It’s easy to fall through the cracks if the combine snubs you and the folks at Pro Football Weekly fail to include you in their annual draft guide. Could that have happened with Harmon?
Duron Harmon is going to be scratching and tugging at the third-round price tag hanging around his neck for a long time. It isn’t his fault that the Patriots drafted him well ahead of where his perceived value lied, but he’ll be the one forced to carry the burden.
I spent some time trying to learn as much as I could about the former Rutgers safety since the pick caught everyone off guard and caused a great deal of outrage among New England supporters. And I did my best to enter the situation without any preconceived notions of value even though many suggested that, at best, Harmon was only worth a late-round pick.
But you have to ask yourself how those opinions are formed and where the faux outrage is coming from. Is Harmon’s combine snub the reason why everyone was caught off guard when Bill Belichick selected him?

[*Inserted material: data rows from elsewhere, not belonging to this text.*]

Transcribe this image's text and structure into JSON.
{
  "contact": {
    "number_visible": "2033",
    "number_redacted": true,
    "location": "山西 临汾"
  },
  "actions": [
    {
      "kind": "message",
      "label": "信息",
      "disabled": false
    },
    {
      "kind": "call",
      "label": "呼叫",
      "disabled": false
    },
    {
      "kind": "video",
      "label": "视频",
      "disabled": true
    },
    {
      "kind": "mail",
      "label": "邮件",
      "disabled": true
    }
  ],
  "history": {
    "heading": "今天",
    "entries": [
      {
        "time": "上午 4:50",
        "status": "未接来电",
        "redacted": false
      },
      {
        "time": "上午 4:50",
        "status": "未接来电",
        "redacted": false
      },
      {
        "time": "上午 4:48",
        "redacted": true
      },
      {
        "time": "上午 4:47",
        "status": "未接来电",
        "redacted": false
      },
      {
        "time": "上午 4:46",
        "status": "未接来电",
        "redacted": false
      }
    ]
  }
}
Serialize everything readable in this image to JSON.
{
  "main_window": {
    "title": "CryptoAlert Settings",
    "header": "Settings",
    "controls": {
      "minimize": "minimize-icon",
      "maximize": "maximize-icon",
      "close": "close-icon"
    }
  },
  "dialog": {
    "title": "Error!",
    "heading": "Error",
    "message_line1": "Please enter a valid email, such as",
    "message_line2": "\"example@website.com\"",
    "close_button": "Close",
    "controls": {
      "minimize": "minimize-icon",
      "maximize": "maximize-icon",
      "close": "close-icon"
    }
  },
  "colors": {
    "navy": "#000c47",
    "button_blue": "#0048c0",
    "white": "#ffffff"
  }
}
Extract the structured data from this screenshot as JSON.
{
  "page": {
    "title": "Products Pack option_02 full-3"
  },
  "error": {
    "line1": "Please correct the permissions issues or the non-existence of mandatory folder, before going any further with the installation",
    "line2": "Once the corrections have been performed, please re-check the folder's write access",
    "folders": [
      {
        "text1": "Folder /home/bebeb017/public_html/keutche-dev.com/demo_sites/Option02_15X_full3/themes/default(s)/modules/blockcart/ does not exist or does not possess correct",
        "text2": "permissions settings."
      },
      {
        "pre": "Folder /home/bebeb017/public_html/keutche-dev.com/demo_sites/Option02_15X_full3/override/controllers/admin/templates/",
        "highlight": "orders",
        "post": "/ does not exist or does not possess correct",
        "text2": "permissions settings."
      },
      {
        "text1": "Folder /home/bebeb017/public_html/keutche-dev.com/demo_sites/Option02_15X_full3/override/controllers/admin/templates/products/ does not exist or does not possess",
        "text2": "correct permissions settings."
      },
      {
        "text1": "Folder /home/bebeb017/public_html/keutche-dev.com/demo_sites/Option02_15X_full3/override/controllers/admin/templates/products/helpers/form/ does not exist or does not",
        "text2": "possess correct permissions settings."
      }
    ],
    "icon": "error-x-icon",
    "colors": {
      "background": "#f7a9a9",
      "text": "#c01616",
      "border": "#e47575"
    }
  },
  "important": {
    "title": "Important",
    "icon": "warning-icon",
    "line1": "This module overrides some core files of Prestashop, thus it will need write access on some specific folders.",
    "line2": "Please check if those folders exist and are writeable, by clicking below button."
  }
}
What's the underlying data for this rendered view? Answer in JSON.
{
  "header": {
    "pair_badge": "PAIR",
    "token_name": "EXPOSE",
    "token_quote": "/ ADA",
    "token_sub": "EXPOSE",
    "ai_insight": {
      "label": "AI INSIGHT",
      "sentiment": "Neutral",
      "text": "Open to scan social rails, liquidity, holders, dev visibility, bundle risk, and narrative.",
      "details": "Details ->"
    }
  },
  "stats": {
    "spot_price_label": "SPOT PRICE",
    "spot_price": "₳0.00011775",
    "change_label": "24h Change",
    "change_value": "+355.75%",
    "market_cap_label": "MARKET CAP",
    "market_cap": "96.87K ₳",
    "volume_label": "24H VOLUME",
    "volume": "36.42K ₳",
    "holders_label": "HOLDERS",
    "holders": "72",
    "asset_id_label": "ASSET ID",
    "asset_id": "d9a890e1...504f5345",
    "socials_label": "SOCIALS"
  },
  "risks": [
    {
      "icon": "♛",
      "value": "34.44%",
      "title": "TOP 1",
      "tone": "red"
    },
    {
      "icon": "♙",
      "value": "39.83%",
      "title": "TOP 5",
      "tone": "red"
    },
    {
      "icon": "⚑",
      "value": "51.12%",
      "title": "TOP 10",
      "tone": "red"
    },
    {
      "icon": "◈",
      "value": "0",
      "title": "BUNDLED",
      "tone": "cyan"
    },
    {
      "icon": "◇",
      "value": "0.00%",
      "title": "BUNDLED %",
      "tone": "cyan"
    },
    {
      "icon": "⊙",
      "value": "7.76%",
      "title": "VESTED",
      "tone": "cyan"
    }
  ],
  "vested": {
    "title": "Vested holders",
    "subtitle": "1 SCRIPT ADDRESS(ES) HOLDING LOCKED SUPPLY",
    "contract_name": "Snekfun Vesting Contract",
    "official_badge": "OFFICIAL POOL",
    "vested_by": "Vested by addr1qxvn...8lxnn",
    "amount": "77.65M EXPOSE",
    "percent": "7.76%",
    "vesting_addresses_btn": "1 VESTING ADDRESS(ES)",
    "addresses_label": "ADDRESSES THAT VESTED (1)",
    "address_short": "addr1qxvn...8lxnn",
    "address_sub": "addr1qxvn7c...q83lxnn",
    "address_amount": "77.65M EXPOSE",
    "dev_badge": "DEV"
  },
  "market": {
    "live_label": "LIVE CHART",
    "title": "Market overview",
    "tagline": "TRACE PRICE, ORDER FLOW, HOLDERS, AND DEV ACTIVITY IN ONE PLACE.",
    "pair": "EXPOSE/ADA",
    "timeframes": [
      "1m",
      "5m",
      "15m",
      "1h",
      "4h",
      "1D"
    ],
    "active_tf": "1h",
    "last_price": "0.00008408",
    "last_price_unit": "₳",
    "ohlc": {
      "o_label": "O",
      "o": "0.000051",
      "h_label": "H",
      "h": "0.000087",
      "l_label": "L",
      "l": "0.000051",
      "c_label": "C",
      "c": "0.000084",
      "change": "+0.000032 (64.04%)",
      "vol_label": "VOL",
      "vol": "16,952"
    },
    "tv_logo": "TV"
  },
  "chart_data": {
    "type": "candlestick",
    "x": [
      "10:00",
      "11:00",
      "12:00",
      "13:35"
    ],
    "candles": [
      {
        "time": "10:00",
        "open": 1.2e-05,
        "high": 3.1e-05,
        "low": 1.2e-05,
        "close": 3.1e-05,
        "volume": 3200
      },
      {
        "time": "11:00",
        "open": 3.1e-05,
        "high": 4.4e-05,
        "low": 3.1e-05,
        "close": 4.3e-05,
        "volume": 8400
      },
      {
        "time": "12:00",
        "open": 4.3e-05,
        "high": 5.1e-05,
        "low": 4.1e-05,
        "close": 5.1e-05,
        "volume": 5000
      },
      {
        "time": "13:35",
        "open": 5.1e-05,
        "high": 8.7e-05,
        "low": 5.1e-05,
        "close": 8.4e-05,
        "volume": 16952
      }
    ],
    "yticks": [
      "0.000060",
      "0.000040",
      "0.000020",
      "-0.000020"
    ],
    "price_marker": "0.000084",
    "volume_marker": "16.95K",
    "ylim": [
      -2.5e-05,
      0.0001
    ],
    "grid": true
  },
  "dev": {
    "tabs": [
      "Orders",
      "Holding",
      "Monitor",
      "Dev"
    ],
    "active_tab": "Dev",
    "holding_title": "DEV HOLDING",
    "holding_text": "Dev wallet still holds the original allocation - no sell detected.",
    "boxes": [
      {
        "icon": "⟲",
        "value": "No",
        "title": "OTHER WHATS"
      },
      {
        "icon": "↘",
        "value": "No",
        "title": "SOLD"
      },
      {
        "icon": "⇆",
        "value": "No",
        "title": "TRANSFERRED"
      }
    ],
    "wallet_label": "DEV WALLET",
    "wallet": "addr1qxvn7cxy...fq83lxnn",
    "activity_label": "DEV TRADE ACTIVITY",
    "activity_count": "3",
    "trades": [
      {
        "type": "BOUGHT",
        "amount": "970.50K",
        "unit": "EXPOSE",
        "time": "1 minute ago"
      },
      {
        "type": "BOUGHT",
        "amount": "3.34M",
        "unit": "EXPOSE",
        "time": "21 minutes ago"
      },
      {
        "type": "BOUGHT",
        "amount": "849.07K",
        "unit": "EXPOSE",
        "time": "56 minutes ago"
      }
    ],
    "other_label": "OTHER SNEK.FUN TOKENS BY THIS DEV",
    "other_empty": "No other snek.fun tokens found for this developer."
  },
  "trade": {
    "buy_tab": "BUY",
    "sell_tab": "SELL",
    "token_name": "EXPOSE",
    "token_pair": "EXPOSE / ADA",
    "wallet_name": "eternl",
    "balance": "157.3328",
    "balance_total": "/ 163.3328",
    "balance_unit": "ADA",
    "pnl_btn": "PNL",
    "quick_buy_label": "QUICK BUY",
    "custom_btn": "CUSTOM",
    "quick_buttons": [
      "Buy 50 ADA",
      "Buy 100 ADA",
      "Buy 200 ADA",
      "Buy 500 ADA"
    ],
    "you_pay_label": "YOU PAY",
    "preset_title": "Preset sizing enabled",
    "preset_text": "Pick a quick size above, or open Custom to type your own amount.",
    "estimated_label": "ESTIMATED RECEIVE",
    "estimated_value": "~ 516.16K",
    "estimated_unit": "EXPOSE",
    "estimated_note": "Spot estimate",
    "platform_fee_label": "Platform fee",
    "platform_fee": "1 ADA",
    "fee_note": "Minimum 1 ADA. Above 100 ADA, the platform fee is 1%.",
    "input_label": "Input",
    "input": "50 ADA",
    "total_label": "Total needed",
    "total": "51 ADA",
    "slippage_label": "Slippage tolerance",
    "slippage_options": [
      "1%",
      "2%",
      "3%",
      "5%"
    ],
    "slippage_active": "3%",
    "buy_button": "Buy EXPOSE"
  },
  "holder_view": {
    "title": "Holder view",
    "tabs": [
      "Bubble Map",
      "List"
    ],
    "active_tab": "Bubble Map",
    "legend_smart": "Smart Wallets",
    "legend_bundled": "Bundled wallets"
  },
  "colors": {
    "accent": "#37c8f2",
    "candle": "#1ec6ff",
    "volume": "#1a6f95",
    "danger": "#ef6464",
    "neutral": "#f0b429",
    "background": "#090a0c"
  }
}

That has been held up as evidence of Belichick reaching for a player and overruling his draft scouts, but should that really be considered the smoking gun here?
Wes Welker, Sebastian Vollmer and Kyle Arrington all had their invitations lost in the mail. Falcons defensive end Osi Umenyiora 2003 snub may be the biggest of all. He was still selected in the second round and recorded 75 sacks over nine seasons for the New York Giants.
ESPN’s Mel Kiper called the Umenyiora pick a reach following the 2003 draft. In 2009, he classified Vollmer the same way.
The comparisons between Harmon and those two guys aren’t entirely fair because Harmon was more of a blindside hit than a reach in the eyes of analysts, but there is a lot of follow the leader that goes on this time of year. It’s easy to fall through the cracks if the combine snubs you and the folks at Pro Football Weekly fail to include you in their annual draft guide.
Is that what happened to Harmon?
After tracking down some video, I attempted to tune out the noise. Obviously, I’m not a scout, but I immediately saw a player with decent instincts, who appears to play faster than his listed speed and moved well – some scouts might say he has “good hips.”
He closed on players quickly, brought a little edge to the field and occasionally blew up receivers and ball carries. Some of the angles he took left something to be desired, but he wasn’t consistently poor in this regard.
I saw potential. I saw mistakes. I saw a player who was good in some areas and raw in others.
I looked and found a cut-up of his performance against Arkansas last season, which may actually provide a cleaner image of who he is as a player.
Within the first three minutes of the video he makes a few solid plays to break up passes. Later, he almost gets burned when attempting to undercut a pass. He whiffs on a tackle. Tips a pass. Some of the angles he takes are good. Others are not. He misses another tackle that allows a touchdown.
But the main thing that stands out was that he was always around the ball, in position to make a play. It basically mirrored what I saw earlier.
Still, I’m in no position to draw conclusions. My scope is limited to a couple games and a handful of random plays, but I’m at least now beginning to understand what New England sees in Harmon, even if all I can see is “third round” when I look at him.
Do I think it was a reach? A little. But the Patriots didn't draft a player who should have been graded as a priority free agent, even if he does need work.
The hope is that Tavon Wilson – another player who was deemed a reach – will emerge as a starter alongside Devin McCourty, leaving Adrian Wilson, Steve Gregory and Nate Ebner to fight for the other roster spots. If all goes to plan, Harmon can help on special teams and steal some playing time as a reserve, where he will be asked to cover tight ends and defend against the run.
Maybe that will happen. Maybe it won’t. But as more people familiarize themselves with one of the draft’s most polarizing selections, it seems that opinions are shifting.
NFL Film’s Greg Cosell tweeted that he “really likes Harmon” and that he has “excellent play recognition + awareness.”
NFL Network analyst Mike Mayock had a similar epiphany.
“I had him on my board as a late-priority free agent,” he said. “I got on him late when I saw some cut-ups. I moved him up my board because I went, ‘Wow.’”
The problem for Harmon is that he’ll have to create enough “wows” to make people forget about his draft position. He possesses the potential to make it happen. It’s just a matter of molding it properly.